Zaloguj się do konta

Jakie jedzenie na 6-dniowy pobyt nad wodą ?

utworzono: 2012/02/20 14:01
rafal_anyszka

Witam.Wybieram się w tym roku pierwszy raz na 6 dniowy wypad nad wode. Najdłużej do tej pory nad wodą siedziałem 50 godzin. Poza konserwami i różnymi puszkami macie jeszcze jakieś ciekawe pomysły i porady? Zawsze tak jest że czegoś sie poprostu nie wie bo brak doświadczenia. Co może sie przydać. Kupiłem sobie kuchenke gazową i garnek co by czasami było coś na ciepło ale tak to nie przychodzi mi do głowy nic innego. Co nad wodą sie szybko psuje? Czego nie brać? Na co uważać? Termin to końcówka kwietnia. [2012-02-20 14:01]

Sitownik

Proszę :) http://forum.wedkuje.pl/post/co-wedkarze-jedza-na-nocnych-zasiadkach/418184/0



[2012-02-20 14:16]

zbynio5o

Temat sie już kręci jak wyżej @sitownik zauważył.

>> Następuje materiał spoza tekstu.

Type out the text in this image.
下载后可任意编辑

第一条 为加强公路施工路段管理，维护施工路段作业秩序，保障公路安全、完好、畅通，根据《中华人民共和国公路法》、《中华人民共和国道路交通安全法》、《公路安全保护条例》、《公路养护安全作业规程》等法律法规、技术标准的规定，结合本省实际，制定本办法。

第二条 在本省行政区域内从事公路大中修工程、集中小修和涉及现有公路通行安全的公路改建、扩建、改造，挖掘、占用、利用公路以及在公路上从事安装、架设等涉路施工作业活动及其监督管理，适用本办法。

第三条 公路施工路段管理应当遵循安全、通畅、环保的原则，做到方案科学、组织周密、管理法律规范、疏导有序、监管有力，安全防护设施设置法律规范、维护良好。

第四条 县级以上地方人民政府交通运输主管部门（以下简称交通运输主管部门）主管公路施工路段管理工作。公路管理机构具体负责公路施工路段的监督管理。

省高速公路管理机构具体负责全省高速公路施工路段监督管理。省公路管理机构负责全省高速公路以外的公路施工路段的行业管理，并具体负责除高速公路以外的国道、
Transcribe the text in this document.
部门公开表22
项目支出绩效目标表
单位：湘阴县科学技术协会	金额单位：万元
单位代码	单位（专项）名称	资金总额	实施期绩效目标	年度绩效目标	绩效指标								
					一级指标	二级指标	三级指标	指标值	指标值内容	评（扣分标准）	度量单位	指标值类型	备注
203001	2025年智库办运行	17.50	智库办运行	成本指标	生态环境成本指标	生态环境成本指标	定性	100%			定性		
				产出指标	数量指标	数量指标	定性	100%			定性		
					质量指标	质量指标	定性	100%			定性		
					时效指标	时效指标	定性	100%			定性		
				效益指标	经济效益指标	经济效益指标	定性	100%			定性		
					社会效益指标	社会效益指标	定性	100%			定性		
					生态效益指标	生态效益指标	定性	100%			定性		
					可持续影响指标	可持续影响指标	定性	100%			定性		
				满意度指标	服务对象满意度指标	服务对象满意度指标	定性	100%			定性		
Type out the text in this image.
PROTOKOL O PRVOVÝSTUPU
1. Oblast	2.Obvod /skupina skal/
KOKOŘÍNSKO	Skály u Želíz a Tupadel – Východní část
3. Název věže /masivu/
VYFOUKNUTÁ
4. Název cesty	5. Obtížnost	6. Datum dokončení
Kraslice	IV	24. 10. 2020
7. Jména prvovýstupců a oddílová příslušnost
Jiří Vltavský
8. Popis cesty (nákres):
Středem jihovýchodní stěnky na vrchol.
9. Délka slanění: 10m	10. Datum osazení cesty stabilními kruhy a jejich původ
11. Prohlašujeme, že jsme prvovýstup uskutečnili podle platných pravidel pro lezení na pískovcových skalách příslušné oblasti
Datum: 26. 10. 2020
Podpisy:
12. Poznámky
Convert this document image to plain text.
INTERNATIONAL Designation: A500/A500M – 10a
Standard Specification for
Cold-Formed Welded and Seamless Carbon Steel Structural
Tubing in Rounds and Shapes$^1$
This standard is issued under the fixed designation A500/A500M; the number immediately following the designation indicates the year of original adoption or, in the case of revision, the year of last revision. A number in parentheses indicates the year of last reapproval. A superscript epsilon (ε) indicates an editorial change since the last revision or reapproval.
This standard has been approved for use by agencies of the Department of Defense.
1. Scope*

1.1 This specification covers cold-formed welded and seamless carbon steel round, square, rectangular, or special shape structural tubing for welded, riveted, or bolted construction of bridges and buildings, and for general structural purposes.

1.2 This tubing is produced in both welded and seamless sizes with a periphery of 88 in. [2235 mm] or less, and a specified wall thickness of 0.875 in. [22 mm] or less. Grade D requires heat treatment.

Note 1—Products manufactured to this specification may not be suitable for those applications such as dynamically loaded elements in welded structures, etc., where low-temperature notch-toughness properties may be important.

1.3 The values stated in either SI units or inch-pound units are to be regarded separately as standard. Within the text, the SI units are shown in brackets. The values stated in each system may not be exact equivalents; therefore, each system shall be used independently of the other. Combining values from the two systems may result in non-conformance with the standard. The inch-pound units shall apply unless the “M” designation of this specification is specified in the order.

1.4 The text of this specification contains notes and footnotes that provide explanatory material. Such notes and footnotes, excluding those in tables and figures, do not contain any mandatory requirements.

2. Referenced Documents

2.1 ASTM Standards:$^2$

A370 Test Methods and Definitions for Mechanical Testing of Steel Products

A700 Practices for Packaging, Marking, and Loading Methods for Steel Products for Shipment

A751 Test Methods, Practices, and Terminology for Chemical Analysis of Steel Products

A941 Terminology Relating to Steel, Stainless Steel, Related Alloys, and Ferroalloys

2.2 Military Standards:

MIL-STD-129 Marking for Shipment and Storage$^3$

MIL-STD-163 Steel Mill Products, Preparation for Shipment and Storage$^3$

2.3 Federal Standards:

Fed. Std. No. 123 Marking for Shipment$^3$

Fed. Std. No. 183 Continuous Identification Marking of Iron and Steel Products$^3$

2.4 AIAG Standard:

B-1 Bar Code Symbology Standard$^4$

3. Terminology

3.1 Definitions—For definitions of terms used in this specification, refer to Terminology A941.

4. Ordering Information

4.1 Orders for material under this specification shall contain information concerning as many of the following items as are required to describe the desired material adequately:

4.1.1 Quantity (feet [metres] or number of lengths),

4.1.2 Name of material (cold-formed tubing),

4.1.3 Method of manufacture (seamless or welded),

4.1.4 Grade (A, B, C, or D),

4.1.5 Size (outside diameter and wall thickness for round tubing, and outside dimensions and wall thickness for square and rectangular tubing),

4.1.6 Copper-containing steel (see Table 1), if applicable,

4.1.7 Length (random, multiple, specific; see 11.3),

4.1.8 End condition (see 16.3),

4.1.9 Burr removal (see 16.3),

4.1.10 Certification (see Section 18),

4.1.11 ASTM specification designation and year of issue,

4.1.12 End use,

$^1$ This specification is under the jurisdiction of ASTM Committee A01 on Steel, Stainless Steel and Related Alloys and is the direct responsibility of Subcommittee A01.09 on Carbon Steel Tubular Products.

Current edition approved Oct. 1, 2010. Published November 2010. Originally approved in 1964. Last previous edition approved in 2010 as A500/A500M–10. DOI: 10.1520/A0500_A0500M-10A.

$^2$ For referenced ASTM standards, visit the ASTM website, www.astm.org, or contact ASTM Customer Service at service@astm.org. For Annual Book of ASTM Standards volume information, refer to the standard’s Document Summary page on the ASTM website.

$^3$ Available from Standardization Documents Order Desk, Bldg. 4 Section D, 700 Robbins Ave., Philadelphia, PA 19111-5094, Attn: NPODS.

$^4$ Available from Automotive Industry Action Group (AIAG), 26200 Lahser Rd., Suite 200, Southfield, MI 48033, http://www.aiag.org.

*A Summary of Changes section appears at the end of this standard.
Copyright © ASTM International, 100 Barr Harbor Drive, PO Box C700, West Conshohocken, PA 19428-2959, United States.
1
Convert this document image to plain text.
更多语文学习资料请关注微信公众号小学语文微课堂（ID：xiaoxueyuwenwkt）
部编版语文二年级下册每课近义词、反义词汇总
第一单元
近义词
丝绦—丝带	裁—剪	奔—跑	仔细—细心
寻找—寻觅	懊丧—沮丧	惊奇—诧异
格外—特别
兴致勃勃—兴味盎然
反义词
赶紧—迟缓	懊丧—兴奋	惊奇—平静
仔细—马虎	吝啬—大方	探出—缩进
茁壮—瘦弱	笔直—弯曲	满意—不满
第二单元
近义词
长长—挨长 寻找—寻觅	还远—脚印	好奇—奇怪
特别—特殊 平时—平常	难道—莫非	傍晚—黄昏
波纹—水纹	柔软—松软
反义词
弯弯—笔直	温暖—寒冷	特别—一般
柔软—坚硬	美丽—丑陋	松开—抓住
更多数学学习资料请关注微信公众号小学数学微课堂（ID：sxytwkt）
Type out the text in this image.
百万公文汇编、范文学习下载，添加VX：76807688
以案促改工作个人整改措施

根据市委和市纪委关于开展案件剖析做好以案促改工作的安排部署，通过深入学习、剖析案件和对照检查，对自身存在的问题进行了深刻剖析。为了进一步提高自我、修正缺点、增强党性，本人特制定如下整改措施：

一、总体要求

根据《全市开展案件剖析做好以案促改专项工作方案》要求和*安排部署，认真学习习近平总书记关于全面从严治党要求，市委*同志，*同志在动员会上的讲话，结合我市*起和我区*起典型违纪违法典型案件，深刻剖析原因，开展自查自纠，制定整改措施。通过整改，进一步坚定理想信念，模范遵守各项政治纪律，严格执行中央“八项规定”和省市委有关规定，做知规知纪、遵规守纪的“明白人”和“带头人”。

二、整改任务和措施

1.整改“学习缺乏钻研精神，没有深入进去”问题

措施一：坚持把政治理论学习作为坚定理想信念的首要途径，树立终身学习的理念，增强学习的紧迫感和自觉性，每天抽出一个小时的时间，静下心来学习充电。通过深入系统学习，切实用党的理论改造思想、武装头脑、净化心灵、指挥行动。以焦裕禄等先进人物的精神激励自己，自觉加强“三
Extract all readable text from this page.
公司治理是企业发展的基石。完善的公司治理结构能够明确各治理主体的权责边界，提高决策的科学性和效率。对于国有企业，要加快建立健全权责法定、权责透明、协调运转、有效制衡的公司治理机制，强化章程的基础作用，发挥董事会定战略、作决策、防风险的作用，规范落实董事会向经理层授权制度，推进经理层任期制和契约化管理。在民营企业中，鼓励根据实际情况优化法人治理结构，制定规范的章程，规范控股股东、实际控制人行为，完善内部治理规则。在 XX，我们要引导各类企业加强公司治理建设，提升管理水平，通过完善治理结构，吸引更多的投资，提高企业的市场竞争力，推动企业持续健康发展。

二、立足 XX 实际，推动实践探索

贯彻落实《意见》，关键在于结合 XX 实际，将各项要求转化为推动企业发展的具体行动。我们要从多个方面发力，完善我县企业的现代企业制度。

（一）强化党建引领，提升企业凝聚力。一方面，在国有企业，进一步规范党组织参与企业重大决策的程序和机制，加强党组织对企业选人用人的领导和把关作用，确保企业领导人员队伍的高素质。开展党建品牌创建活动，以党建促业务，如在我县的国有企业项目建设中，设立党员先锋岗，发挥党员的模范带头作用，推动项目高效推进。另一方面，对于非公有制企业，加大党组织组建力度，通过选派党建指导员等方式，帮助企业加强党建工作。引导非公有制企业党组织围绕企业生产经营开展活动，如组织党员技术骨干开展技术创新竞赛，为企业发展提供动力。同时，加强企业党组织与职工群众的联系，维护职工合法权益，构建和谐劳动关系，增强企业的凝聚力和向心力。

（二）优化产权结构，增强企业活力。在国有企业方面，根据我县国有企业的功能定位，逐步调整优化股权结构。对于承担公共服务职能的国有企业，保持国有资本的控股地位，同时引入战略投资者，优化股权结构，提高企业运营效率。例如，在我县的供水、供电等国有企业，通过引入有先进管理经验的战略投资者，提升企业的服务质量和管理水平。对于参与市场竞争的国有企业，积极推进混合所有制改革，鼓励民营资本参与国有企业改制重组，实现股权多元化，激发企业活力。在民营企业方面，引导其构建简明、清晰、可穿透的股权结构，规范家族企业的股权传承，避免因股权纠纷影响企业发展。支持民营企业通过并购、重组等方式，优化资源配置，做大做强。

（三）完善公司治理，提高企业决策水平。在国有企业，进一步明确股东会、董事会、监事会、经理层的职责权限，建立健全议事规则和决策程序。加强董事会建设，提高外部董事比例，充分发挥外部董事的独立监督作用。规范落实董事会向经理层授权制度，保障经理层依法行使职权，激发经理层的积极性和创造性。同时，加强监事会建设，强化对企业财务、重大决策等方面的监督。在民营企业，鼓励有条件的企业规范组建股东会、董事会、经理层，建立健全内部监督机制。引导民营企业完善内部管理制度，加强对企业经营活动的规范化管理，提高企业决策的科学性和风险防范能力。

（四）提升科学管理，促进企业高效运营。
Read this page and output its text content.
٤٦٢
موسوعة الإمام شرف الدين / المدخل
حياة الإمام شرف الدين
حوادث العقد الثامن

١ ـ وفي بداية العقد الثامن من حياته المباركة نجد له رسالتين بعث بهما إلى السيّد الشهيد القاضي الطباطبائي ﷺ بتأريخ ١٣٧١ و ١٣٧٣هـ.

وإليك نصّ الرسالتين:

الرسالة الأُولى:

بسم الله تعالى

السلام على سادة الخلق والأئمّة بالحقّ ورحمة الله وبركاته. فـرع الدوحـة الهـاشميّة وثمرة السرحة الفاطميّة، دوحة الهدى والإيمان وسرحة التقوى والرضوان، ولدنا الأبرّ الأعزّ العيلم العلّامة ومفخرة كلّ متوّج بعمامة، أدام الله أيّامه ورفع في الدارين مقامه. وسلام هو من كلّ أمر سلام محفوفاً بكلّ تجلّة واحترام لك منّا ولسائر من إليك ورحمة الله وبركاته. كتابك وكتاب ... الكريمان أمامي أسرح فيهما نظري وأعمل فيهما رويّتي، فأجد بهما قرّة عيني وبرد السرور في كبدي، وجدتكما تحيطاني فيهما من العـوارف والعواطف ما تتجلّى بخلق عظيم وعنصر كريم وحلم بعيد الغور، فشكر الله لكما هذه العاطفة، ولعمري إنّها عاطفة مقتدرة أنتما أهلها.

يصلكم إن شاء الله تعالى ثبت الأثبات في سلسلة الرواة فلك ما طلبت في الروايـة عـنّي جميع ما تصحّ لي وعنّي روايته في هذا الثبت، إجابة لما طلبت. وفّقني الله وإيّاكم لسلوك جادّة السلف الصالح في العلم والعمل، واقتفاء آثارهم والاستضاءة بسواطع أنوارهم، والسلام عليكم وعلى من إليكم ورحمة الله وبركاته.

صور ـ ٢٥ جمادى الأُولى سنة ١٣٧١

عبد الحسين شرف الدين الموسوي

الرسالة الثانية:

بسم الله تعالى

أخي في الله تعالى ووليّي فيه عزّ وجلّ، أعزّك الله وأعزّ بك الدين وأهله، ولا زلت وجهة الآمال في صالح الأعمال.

Dodam tylko że przy sześciu dniach napewno nie unikniesz wizyty w sklepie, chyba że smakuje ci czerstwe pieczywo i ciepłe piwo :))

[2012-02-20 14:17]

rafal_anyszka

Problem w tym ze najprawdopodobniej będę sam nad wodą a sprzetu nie zostawie bez opieki. Zadałem takie pytanie na forum właśnie dlatego. Na jedną nocke doskonale wiem co ze sobą zabrać do picia i do jedzenia. Pieczywo też nie jest problemem bo może być tostowy badź razowy który spokojnie bedzie świeży jak rozpakuje po 5 dniach. Piwo ciepłe też nie bedzie bo woda w kwietniu nie jest jeszcze gorąca i spokojnie można wrzucić piwa do siatki i do wody. Pomijam już fakt że czasem w kwietniu jeszcze pada śnieg i też nie jest w nocy najcieplej tak wiec w nocy mam lodówkę wszedzie a za dnia wystarczy zacienione miejsce na ziemi która po zimie nie jest jeszcze nagrzana. Pytam wiec jeszcze raz na jakie niespodzianki moge trafić po np 3 dniach? [2012-02-20 16:15]

Sitownik

I widzisz? Sam odpowiedziałeś sobie na pytanie :) Spleśniałe mięso, jajecznica się psuje. Pieczywo które jest rozpakowane , czerstwieje . Człowieku, jesteś na pewno ode mnie starczy skoro wybierasz się na 5 dni sam na ryby. Pomyśl logicznie. :) 

[2012-02-20 18:13]

withanight88

Problem w tym ze najprawdopodobniej będę sam nad wodą a sprzetu nie zostawie bez opieki. 





Na takie wyprawy nie jeździ się samemu bo można źle skończyć . Zawsze może przytrafić się coś nie spodziewanego i nikt Ci wtedy nie pomoże . 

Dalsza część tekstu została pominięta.